Car le chéquier a une adresse de prédilection, et ce n’est pas Wembley. Le financier saoudien qui pilote la bourse veut les États-Unis, et la plateforme de streaming qui finance l’événement veut une carte diffusée en première partie de soirée américaine plutôt qu’en milieu d’après-midi britannique. Madison Square Garden est devenu le favori, pour une grande affiche du vendredi soir sous la bannière de Netflix. Un initié a résumé le raisonnement de la manière la plus brutale qui soit : ce n’est pas compliqué, c’est une question d’argent.

Eddie Hearn brandit toujours le même document. Le contrat, insiste-t-il, désigne le Royaume-Uni ; si l’autre camp veut Manhattan, c’est à lui de renégocier les termes. C’est un promoteur qui fait son travail, défendant le seul véritable levier dont dispose son boxeur. Mais un levier ne tient que si l’homme assis en face de vous a besoin de ce que vous protégez, et Fury n’a pas besoin de la Grande-Bretagne. Il a besoin d’un combat auquel dire oui. Une fois le bruit écarté, la configuration est limpide : le contrat de Joshua est le dernier obstacle entre ce combat et Broadway, et l’indifférence de Fury est le pied-de-biche qui fait levier de l’autre côté.

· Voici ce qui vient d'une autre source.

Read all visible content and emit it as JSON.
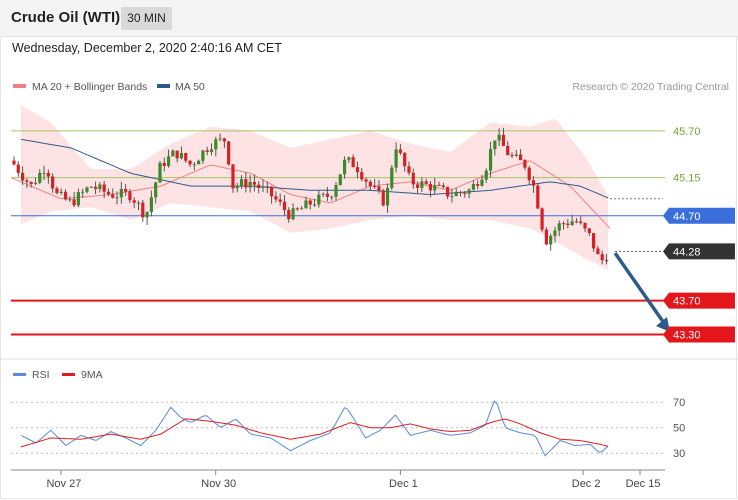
{
  "header": {
    "title": "Crude Oil (WTI)",
    "timeframe": "30 MIN",
    "date": "Wednesday, December 2, 2020 2:40:16 AM CET"
  },
  "legend": {
    "ma20": "MA 20 + Bollinger Bands",
    "ma50": "MA 50",
    "rsi": "RSI",
    "ma9": "9MA",
    "credit": "Research © 2020 Trading Central"
  },
  "colors": {
    "bull": "#3a8a2b",
    "bear": "#d81f24",
    "ma20": "#f08080",
    "ma50": "#2d5a8c",
    "band": "#fde0e0",
    "support": "#e3161b",
    "pivot": "#3a6fdb",
    "price": "#333333",
    "resistance": "#a4c569",
    "rsi": "#5b8bd6",
    "rsiMa": "#d81f24",
    "arrow": "#2c5a8b"
  },
  "chart_data": [
    {
      "type": "candlestick",
      "ylim": [
        43.0,
        46.3
      ],
      "xlim": [
        0,
        655
      ],
      "x_ticks": [
        {
          "label": "Nov 27",
          "x": 50
        },
        {
          "label": "Nov 30",
          "x": 205
        },
        {
          "label": "Dec 1",
          "x": 390
        },
        {
          "label": "Dec 2",
          "x": 573
        },
        {
          "label": "Dec 15",
          "x": 630
        }
      ],
      "levels": [
        {
          "value": 45.7,
          "label": "45.70",
          "role": "resistance"
        },
        {
          "value": 45.15,
          "label": "45.15",
          "role": "resistance"
        },
        {
          "value": 44.7,
          "label": "44.70",
          "role": "pivot"
        },
        {
          "value": 44.28,
          "label": "44.28",
          "role": "price"
        },
        {
          "value": 43.7,
          "label": "43.70",
          "role": "support"
        },
        {
          "value": 43.3,
          "label": "43.30",
          "role": "support"
        }
      ],
      "close_anchors": [
        [
          0,
          45.35
        ],
        [
          20,
          45.05
        ],
        [
          35,
          45.3
        ],
        [
          45,
          44.95
        ],
        [
          60,
          44.85
        ],
        [
          80,
          45.05
        ],
        [
          100,
          44.95
        ],
        [
          120,
          44.95
        ],
        [
          135,
          44.7
        ],
        [
          150,
          45.3
        ],
        [
          165,
          45.45
        ],
        [
          180,
          45.3
        ],
        [
          200,
          45.55
        ],
        [
          215,
          45.6
        ],
        [
          222,
          45.05
        ],
        [
          240,
          45.1
        ],
        [
          260,
          44.95
        ],
        [
          280,
          44.7
        ],
        [
          300,
          44.85
        ],
        [
          320,
          44.95
        ],
        [
          335,
          45.35
        ],
        [
          345,
          45.3
        ],
        [
          360,
          45.05
        ],
        [
          375,
          44.85
        ],
        [
          385,
          45.55
        ],
        [
          400,
          45.1
        ],
        [
          420,
          45.05
        ],
        [
          440,
          44.95
        ],
        [
          460,
          45.0
        ],
        [
          475,
          45.25
        ],
        [
          485,
          45.65
        ],
        [
          500,
          45.4
        ],
        [
          515,
          45.3
        ],
        [
          525,
          45.0
        ],
        [
          535,
          44.4
        ],
        [
          550,
          44.6
        ],
        [
          565,
          44.65
        ],
        [
          580,
          44.45
        ],
        [
          590,
          44.15
        ],
        [
          600,
          44.28
        ]
      ],
      "ma20_anchors": [
        [
          0,
          45.15
        ],
        [
          50,
          44.9
        ],
        [
          100,
          44.95
        ],
        [
          150,
          45.05
        ],
        [
          200,
          45.3
        ],
        [
          240,
          45.2
        ],
        [
          280,
          44.95
        ],
        [
          320,
          44.85
        ],
        [
          360,
          45.05
        ],
        [
          400,
          45.1
        ],
        [
          440,
          45.0
        ],
        [
          480,
          45.2
        ],
        [
          520,
          45.35
        ],
        [
          560,
          45.05
        ],
        [
          600,
          44.55
        ]
      ],
      "ma50_anchors": [
        [
          10,
          45.6
        ],
        [
          60,
          45.5
        ],
        [
          120,
          45.2
        ],
        [
          180,
          45.05
        ],
        [
          240,
          45.05
        ],
        [
          300,
          45.0
        ],
        [
          360,
          45.0
        ],
        [
          420,
          44.95
        ],
        [
          480,
          45.0
        ],
        [
          540,
          45.1
        ],
        [
          570,
          45.05
        ],
        [
          600,
          44.9
        ]
      ],
      "band_upper_anchors": [
        [
          10,
          46.0
        ],
        [
          40,
          45.8
        ],
        [
          80,
          45.25
        ],
        [
          120,
          45.25
        ],
        [
          160,
          45.55
        ],
        [
          200,
          45.75
        ],
        [
          240,
          45.7
        ],
        [
          280,
          45.5
        ],
        [
          320,
          45.6
        ],
        [
          360,
          45.7
        ],
        [
          400,
          45.55
        ],
        [
          440,
          45.45
        ],
        [
          480,
          45.8
        ],
        [
          520,
          45.75
        ],
        [
          545,
          45.85
        ],
        [
          575,
          45.4
        ],
        [
          600,
          44.9
        ]
      ],
      "band_lower_anchors": [
        [
          10,
          44.6
        ],
        [
          40,
          44.75
        ],
        [
          80,
          44.8
        ],
        [
          120,
          44.65
        ],
        [
          160,
          44.85
        ],
        [
          200,
          44.8
        ],
        [
          240,
          44.75
        ],
        [
          280,
          44.5
        ],
        [
          320,
          44.55
        ],
        [
          360,
          44.65
        ],
        [
          400,
          44.7
        ],
        [
          440,
          44.65
        ],
        [
          480,
          44.65
        ],
        [
          520,
          44.55
        ],
        [
          545,
          44.4
        ],
        [
          575,
          44.2
        ],
        [
          600,
          44.05
        ]
      ],
      "forecast": {
        "from": [
          605,
          44.26
        ],
        "to": [
          660,
          43.33
        ]
      }
    },
    {
      "type": "line",
      "ylim": [
        20,
        78
      ],
      "y_ticks": [
        70,
        50,
        30
      ],
      "rsi_anchors": [
        [
          10,
          44
        ],
        [
          25,
          38
        ],
        [
          40,
          48
        ],
        [
          55,
          36
        ],
        [
          70,
          44
        ],
        [
          85,
          40
        ],
        [
          100,
          47
        ],
        [
          115,
          42
        ],
        [
          130,
          36
        ],
        [
          145,
          48
        ],
        [
          160,
          66
        ],
        [
          170,
          58
        ],
        [
          180,
          54
        ],
        [
          195,
          60
        ],
        [
          210,
          50
        ],
        [
          225,
          57
        ],
        [
          240,
          45
        ],
        [
          260,
          42
        ],
        [
          280,
          32
        ],
        [
          300,
          40
        ],
        [
          320,
          46
        ],
        [
          335,
          67
        ],
        [
          345,
          55
        ],
        [
          355,
          42
        ],
        [
          370,
          48
        ],
        [
          385,
          60
        ],
        [
          400,
          44
        ],
        [
          420,
          48
        ],
        [
          440,
          44
        ],
        [
          460,
          46
        ],
        [
          475,
          52
        ],
        [
          485,
          73
        ],
        [
          495,
          50
        ],
        [
          510,
          46
        ],
        [
          525,
          44
        ],
        [
          535,
          28
        ],
        [
          550,
          40
        ],
        [
          565,
          36
        ],
        [
          580,
          37
        ],
        [
          590,
          30
        ],
        [
          600,
          37
        ]
      ],
      "ma9_anchors": [
        [
          10,
          35
        ],
        [
          40,
          42
        ],
        [
          70,
          41
        ],
        [
          100,
          45
        ],
        [
          130,
          41
        ],
        [
          150,
          45
        ],
        [
          175,
          57
        ],
        [
          200,
          55
        ],
        [
          225,
          52
        ],
        [
          250,
          46
        ],
        [
          280,
          41
        ],
        [
          310,
          45
        ],
        [
          340,
          54
        ],
        [
          360,
          50
        ],
        [
          380,
          50
        ],
        [
          400,
          53
        ],
        [
          420,
          49
        ],
        [
          440,
          47
        ],
        [
          460,
          48
        ],
        [
          480,
          54
        ],
        [
          495,
          57
        ],
        [
          510,
          53
        ],
        [
          530,
          46
        ],
        [
          550,
          41
        ],
        [
          570,
          40
        ],
        [
          590,
          37
        ],
        [
          600,
          35
        ]
      ]
    }
  ]
}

Ce que presque personne ne se demande dans toute cette promotion, c’est si le pari new-yorkais peut vraiment rapporter. L’attrait pour l’Amérique repose sur l’idée d’une Amérique qui répondra présente. Ce sont deux poids lourds au-delà de leur apogée, dont aucun n’est aujourd’hui champion, et dont les soirées les plus marquantes sont venues face à un Wladimir Klitschko déjà sur le déclin — Fury gagnant aux points contre un homme de trente-neuf ans, Joshua l’arrêtant alors qu’il avait deux années de plus. La Grande-Bretagne remplira un stade sur la force d’une décennie d’histoire commune. Le grand public américain a la nostalgie, la curiosité, et pas grand-chose de plus. Un commentateur de DAZN a posé la question que les promoteurs évitent sans cesse : si le combat se tient au Garden, les Américains seront-ils vraiment au rendez-vous ? Dana White, qui sait pourtant vendre une salle, a haussé les épaules en estimant que ce combat aurait dû avoir lieu il y a dix ans.

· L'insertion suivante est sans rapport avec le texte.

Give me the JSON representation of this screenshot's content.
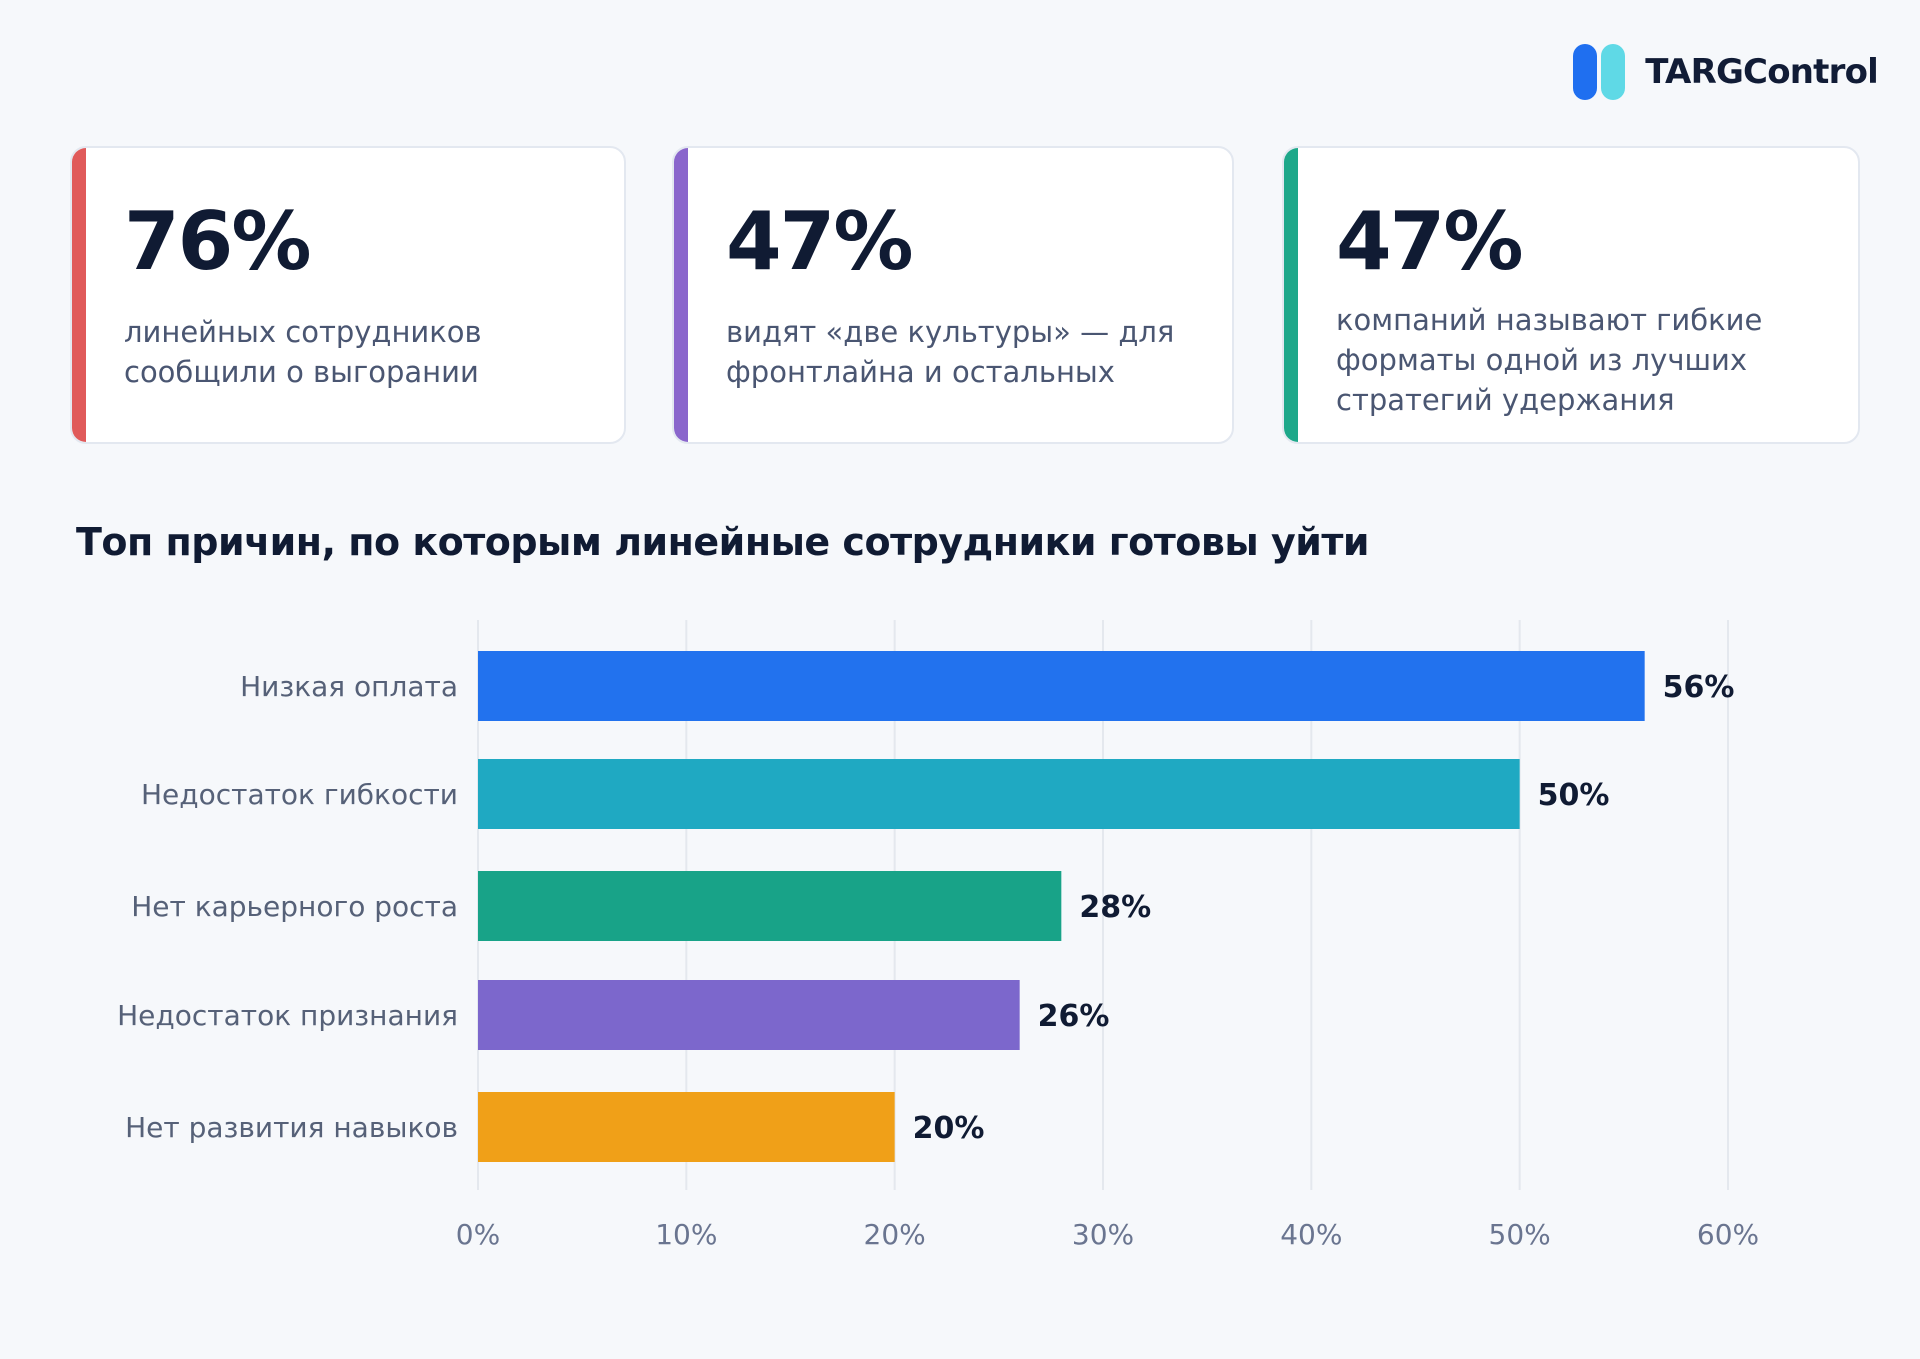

Fury ne semble nullement préoccupé par tout cela. Son dernier message au public respirait l’optimisme : de grandes nouvelles arrivent, tout va bien dans le quartier, celle que vous attendiez, bientôt annoncée. Pas une syllabe sur le lieu. Le silence est la stratégie. Un homme qui a quitté ce sport plus d’une fois avant d’y revenir à chaque fois comprend que le boxeur qui a le moins à perdre, quelle que soit l’issue, contrôle la pièce. Il a fait carrière en étant impossible à cerner, sur le ring comme en dehors, et il applique aujourd’hui les mêmes déplacements.

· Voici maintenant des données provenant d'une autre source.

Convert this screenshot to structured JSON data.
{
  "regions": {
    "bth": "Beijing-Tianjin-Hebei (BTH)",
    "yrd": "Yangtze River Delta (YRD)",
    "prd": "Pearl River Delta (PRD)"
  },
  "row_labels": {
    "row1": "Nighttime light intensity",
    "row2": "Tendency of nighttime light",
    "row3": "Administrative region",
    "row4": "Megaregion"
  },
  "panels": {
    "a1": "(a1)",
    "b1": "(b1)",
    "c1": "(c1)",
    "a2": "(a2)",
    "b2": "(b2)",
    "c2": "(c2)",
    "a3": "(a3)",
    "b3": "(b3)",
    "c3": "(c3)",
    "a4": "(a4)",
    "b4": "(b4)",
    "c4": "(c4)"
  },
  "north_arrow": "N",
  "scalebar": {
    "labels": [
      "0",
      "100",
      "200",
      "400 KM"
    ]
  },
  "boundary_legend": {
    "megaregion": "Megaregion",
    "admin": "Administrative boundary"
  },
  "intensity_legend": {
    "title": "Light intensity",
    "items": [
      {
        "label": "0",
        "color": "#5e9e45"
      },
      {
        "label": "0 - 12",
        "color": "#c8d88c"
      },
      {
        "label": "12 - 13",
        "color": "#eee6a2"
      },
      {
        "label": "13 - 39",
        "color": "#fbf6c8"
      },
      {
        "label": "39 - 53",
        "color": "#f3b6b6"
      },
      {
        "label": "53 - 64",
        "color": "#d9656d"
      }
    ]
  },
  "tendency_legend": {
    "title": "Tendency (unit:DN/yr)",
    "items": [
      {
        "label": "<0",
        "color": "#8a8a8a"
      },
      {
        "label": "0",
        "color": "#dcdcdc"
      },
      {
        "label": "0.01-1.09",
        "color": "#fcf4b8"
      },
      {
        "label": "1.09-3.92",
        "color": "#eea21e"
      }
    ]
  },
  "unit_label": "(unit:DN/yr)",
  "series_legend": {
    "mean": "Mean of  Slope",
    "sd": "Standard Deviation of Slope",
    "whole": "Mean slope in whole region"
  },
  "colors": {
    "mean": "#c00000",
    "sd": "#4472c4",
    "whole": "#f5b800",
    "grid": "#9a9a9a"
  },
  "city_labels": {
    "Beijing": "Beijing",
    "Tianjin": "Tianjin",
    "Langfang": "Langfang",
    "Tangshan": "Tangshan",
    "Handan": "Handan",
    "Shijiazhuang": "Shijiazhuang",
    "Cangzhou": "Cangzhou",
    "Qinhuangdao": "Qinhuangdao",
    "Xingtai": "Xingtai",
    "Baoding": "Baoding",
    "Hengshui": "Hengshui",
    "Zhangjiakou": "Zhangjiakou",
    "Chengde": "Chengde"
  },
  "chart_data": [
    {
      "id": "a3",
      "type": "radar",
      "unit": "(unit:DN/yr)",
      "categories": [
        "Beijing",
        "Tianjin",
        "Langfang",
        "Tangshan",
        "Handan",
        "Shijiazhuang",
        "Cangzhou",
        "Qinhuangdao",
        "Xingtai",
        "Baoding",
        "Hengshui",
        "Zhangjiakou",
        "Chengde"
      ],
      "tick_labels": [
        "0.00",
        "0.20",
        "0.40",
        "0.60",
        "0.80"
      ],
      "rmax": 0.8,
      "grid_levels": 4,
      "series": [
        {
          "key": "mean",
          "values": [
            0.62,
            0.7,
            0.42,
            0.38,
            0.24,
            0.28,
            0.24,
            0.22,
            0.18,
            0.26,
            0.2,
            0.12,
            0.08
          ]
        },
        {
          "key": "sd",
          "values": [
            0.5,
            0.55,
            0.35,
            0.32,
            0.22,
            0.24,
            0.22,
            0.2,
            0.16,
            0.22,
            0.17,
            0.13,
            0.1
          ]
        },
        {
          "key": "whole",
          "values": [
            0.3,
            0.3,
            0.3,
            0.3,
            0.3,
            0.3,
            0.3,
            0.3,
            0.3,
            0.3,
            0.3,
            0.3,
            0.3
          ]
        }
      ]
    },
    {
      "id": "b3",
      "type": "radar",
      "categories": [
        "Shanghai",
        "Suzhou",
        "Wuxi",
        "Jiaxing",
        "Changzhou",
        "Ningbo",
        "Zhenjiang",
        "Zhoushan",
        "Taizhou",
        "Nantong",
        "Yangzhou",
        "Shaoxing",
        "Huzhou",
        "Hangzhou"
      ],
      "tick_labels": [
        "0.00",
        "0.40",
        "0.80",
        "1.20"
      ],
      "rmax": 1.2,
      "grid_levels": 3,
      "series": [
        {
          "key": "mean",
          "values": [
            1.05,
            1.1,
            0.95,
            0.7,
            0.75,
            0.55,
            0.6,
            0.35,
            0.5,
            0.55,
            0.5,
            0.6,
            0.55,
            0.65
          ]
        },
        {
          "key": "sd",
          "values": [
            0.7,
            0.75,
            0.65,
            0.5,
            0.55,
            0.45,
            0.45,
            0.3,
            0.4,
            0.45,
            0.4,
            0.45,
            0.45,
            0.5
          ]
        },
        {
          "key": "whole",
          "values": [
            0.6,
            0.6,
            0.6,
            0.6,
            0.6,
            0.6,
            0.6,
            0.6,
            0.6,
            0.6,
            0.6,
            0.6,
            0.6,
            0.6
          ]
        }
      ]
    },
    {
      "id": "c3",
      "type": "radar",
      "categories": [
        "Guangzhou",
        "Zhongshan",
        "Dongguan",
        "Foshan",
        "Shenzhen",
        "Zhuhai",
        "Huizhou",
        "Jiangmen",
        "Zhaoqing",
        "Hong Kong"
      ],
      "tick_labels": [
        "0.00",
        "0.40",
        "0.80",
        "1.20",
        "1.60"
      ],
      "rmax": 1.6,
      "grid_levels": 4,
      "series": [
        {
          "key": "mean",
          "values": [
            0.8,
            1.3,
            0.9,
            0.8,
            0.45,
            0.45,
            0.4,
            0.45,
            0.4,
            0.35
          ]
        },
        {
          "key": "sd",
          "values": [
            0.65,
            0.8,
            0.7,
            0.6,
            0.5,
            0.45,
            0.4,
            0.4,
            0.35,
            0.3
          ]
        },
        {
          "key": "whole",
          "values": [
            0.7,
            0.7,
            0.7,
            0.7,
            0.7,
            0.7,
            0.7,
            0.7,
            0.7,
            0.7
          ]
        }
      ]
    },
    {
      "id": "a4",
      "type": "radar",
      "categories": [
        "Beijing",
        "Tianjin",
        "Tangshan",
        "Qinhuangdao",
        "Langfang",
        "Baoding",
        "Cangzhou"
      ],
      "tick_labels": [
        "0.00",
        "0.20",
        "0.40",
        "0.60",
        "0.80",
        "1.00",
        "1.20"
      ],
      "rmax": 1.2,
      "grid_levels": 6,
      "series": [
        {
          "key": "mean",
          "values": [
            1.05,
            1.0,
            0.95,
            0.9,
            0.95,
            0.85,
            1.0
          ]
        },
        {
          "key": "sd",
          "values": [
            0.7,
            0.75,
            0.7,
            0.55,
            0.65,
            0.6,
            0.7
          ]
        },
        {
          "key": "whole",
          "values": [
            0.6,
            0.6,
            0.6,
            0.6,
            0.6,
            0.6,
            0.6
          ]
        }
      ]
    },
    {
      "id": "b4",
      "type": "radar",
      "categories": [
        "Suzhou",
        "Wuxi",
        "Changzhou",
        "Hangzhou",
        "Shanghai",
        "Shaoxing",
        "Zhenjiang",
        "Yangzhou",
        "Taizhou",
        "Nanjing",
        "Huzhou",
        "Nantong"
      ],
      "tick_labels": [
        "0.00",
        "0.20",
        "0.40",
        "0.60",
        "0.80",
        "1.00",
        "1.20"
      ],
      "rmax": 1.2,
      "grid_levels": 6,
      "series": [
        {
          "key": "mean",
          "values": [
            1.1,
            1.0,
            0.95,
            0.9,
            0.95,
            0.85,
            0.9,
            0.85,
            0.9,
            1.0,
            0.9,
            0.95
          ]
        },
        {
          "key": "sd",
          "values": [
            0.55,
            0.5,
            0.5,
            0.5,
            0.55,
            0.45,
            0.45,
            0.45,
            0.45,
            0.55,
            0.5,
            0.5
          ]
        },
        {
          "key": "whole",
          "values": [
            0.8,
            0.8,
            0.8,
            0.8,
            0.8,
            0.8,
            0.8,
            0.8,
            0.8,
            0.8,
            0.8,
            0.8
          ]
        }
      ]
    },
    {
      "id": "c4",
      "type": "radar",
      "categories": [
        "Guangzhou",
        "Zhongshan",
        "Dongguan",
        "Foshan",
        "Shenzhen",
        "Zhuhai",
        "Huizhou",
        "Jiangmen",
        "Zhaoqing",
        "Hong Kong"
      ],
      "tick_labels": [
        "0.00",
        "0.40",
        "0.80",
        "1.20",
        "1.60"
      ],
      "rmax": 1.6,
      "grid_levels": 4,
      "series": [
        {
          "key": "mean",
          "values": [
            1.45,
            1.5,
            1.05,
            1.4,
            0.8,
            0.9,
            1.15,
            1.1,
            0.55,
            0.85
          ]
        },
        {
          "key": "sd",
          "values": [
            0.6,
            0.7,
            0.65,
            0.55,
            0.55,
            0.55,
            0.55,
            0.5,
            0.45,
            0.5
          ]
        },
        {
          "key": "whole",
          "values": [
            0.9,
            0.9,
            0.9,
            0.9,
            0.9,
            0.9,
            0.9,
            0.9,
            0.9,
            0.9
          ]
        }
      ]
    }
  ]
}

La logistique suivra en temps voulu. L’échéance visée se situe vers la fin de l’année ; Joshua voulait d’abord un combat de reprise, et il l’a obtenu, envoyant son adversaire au sol puis l’arrêtant après avoir lui-même été envoyé deux fois au tapis, tandis que Fury s’est frotté à un boxeur de second rang sur une sous-carte thaïlandaise. Joshua abordait ce cycle avec peu de combats à son actif et se remettait encore d’un accident de voiture survenu durant l’hiver. Tout cela est réel, tout cela est secondaire. Le lieu est l’histoire, et il est décidé par le seul homme qui affirme ne pas se soucier de l’endroit où il combat — ce qui, avec Fury, a toujours été la chose la plus dangereuse qu’il puisse dire.